Many modern technological applications are based on magnetic forces. Examples are moving components in electric vehicles and storing data on hard disks. Magnetic fields are also used as sensors to detect other magnetic fields. In the automotive industry, for example, more precise magnetic field sensors are used in ABS systems.

The use of new magnetoresistive sensor technologies, such as anisotropic magnetoresistance, giant magnetoresistance, and tunnel magnetoresistance, is being driven by their increased sensitivity and improved integration capability.

The core of novel magnetic field sensors is a microstructured, ferromagnetic, thin-film element that can convert magnetic signals. This so-called transducer element changes its electrical behavior as soon as a magnetic field is applied from the outside. The atomic "compass needles," the atomic magnetic dipoles, are realigned and thus change the electrical resistance of the transducer element. This behavior is used to determine the magnetic fields.

However, the performance of these sensors is considerably limited by a number of factors. The physical origin and fundamental limits have been analyzed in detail by a team led by Dieter Süss in a cooperation between the University of Vienna, the Danube University Krems, and Infineon AG in the framework of the Christian Doppler Laboratory "Advanced Magnetic Sensing and Materials." They recently published the results of their investigations and concrete proposals for solutions.

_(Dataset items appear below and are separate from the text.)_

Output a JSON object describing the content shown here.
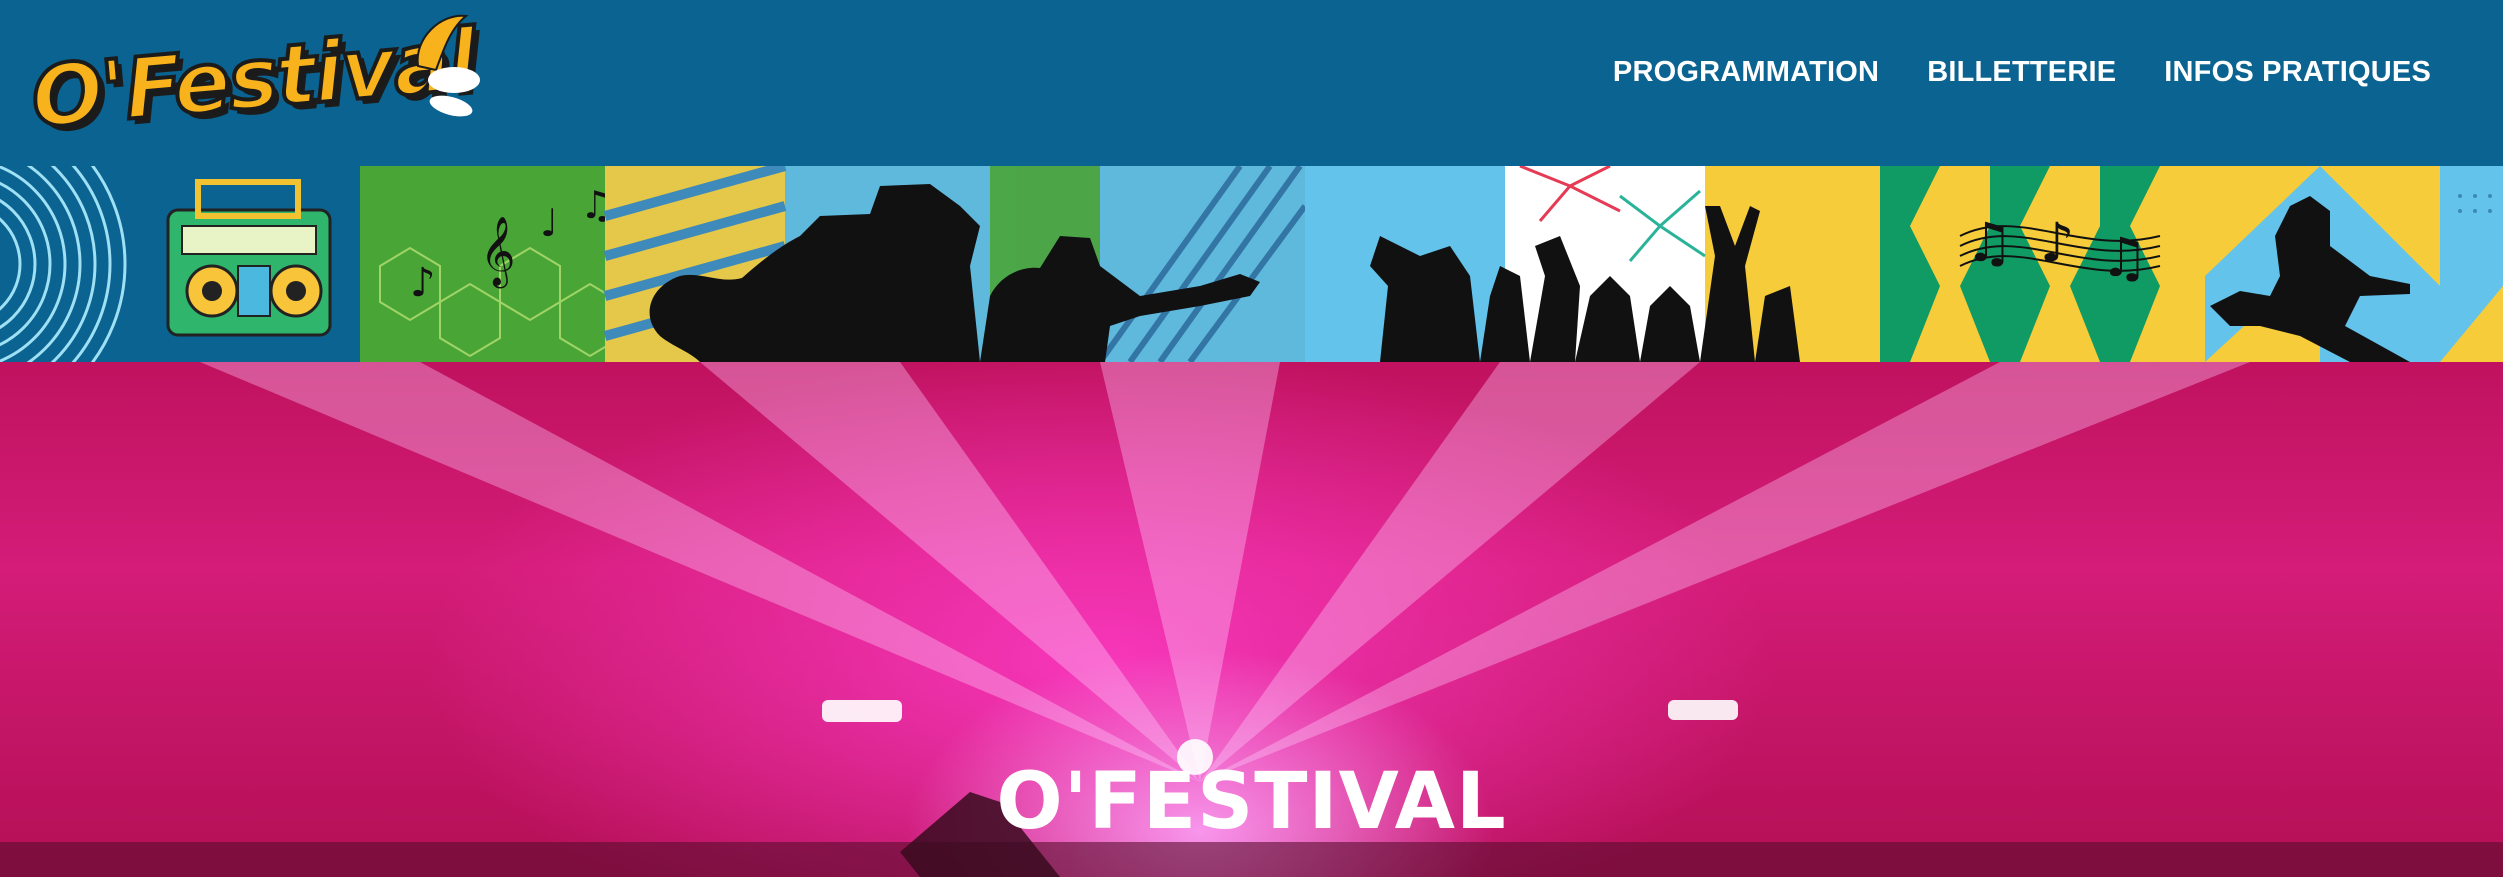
{
  "header": {
    "logo_text": "O'Festival",
    "nav": [
      {
        "label": "PROGRAMMATION"
      },
      {
        "label": "BILLETTERIE"
      },
      {
        "label": "INFOS PRATIQUES"
      }
    ]
  },
  "hero": {
    "title": "O'FESTIVAL"
  },
  "colors": {
    "header_bg": "#0a6390",
    "logo_yellow": "#f7b21c",
    "hero_pink": "#d41c78",
    "nav_text": "#ffffff"
  },
  "icons": [
    "boombox-icon",
    "saxophone-player-silhouette",
    "trumpet-player-silhouette",
    "dancing-crowd-silhouette",
    "guitarist-silhouette",
    "music-notes-icon",
    "fireworks-icon"
  ]
}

By means of computer simulations that have been validated by experiments, the scientists showed that both interference signals, magnetic noise, and hysteresis can be significantly reduced by redesigning the transducer element. In the new design, the atomic magnetic dipoles of the transducer element are aligned in a circle around a center, similar to a hurricane. An externally applied magnetic field changes the position of the center of this vortex, which in turn leads directly to a change in the electrical resistance.

"This development shows the first mass application of magnetic vortex structures and a significant improvement over conventional magnetic sensors," says Süss.